There is a variety of things that can conjure positive feelings of appreciation or gratitude that may guide people towards meaning and better health.
The benefits of practicing gratitude are nearly endless. People who regularly practice gratitude by taking time to notice and reflect upon the things they’re thankful for experience more positive emotions, feel more alive, sleep better, express more compassion and kindness, and even have stronger immune systems. And gratitude doesn’t need to be reserved only for momentous occasions: Sure, you might express gratitude after receiving a promotion at work, but you can also be thankful for something as simple as a delicious piece of the pie. Research by UC Davis psychologist Robert Emmons, author of Thanks!: How the New Science of Gratitude Can Make You Happier, shows that simply keeping a gratitude journal—regularly writing brief reflections on moments for which we’re thankful—can significantly increase well‑being and life satisfaction.

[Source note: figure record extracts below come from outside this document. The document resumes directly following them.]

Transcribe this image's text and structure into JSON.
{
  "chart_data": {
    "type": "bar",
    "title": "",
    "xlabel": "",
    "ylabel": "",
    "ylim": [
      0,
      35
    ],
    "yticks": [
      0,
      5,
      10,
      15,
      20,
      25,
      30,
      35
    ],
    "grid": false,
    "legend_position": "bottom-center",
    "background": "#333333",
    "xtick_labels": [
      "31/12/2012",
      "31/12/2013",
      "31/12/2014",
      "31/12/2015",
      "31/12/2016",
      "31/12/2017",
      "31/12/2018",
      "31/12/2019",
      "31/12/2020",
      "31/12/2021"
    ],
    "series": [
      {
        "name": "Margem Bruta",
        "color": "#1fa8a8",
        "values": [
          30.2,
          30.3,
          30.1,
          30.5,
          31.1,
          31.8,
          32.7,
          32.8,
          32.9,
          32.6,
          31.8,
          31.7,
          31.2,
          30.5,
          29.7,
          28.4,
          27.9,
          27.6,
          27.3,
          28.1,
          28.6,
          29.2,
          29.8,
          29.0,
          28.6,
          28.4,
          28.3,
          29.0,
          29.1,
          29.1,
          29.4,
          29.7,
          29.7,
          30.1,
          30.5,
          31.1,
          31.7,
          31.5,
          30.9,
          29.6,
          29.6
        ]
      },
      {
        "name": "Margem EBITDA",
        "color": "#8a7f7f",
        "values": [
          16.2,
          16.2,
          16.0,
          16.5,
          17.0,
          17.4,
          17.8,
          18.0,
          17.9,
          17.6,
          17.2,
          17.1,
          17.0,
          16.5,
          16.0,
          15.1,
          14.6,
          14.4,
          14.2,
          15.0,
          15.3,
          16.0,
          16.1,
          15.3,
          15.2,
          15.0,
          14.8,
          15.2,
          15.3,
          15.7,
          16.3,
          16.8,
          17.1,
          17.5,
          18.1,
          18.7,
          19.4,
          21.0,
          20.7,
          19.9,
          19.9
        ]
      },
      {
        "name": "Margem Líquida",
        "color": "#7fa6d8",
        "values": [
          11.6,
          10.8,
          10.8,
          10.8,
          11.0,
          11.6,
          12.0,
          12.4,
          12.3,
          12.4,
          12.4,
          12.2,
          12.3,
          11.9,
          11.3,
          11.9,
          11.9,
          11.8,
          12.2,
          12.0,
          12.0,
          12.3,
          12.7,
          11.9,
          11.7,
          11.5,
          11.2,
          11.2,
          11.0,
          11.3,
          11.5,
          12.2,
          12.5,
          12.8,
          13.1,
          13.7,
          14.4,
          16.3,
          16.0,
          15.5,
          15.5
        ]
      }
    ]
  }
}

In fact, gratitude may be one of the most overlooked tools that we all have access to every day. Cultivating gratitude doesn’t cost any money and it certainly doesn’t take much time, but the benefits are enormous.
We all know what it’s like to finally get something we want, only to find ourselves feeling as if we don’t deserve it. Whether it’s a car, a new job, or a date with someone wonderful, we suddenly feel as if we are not up to it. Something in us wants to reject this gift from the universe, perhaps because it requires that we think of ourselves in a new way or makes us question why we should have something that others don’t have. If these feelings of unworthiness are not consciously acknowledged, they can lead us to sabotage ourselves out of the gift being offered. Perhaps the best way to avoid rejection and sabotage is to simply shift into a state of gratitude, bypassing the question of worthiness altogether.
What good is gratitude?
why might gratitude have these transformative effects on people’s lives?
Research reveals gratitude can have these several benefits, but I want to highlight five in particular:
1.Gratitude allows us to celebrate the present. It magnifies positive emotions.
Research on emotion shows that positive emotions wear off quickly. Our emotional systems like newness. They like a novelty. They like to change. We adapt to positive life circumstances so that before too long, the new car, the new spouse, the new house—they don’t feel so new and exciting anymore.
But gratitude makes us appreciate the value of something, and when we appreciate the value of something, we extract more benefits from it; we’re less likely to take it for granted.
In effect, I think gratitude allows us to participate more in life. We notice the positives more, and that magnifies the pleasures you get from life. Instead of adapting to goodness, we celebrate goodness. We spend so much time watching things—movies, computer screens, sports—but with gratitude, we become greater participants in our lives as opposed to spectators.
2.Better Physical and Mental Health
Research performed in 2015 showed that patients with heart failure who completed gratitude journals showed reduced inflammation, improved sleep, and better moods; this reduced their symptoms of heart failure after only 8 weeks.
The link between the mind-body connection aligns with how gratitude can have a double benefit. For example, the feeling of appreciation helps us to have healthier minds, and with that healthier bodies.
3.Gratitude opens the door to more relationships. Not only does saying “thank you” constitute good manners, but showing appreciation can help you win new friends, according to a 2014 study published in Emotion. The study found that thanking a new acquaintance makes them more likely to seek an ongoing relationship. So whether you thank a stranger for holding the door or you send a quick thank-you note to that co-worker who helped you with a project, acknowledging other people’s contributions can lead to new opportunities.
4.Gratitude enhances empathy and reduces aggression. Grateful people are more likely to behave in a prosocial manner, even when others behave less kind, according to a 2012 study by the University of Kentucky. Study participants who ranked higher on gratitude scales were less likely to retaliate against others, even when given negative feedback. They experienced more sensitivity and empathy toward other people and a decreased desire to seek revenge.
5.An Overall a Better Life
Over the last two decades, the evidence supporting the benefits of gratitude has increased a lot.
Consider this quote from the Wall Street Journal’s article “Thank you, No, Thank you.”
“…adults who feel grateful have more energy, more optimism, more social connections and more happiness than those who do not, according to studies conducted over the past decade. They’re also less likely to be depressed, envious, greedy or alcoholics.” – Melinda Beck
Aside from increasing well-being, psychology research shows how practicing gratitude, in this case, gratitude towards a higher power, can reduce levels of stress (Krause, 2006). Practicing gratitude can decrease levels of depression and anxiety (Kashdan & Breen, 2007).
When we receive a gift and find those feelings of unworthiness crop up, we can simply acknowledge the feelings and then remind ourselves that they are beside the point. We might say to ourselves, “I am meant to have this.” As we allow ourselves to accept the gift, we might feel tenderness in our hearts that naturally shifts into a deep feeling of gratitude. As we sit for a moment, consciously holding the gift in our hands or in our hearts, we say “yes” to the universe’s many blessings, and we also say “thank you.”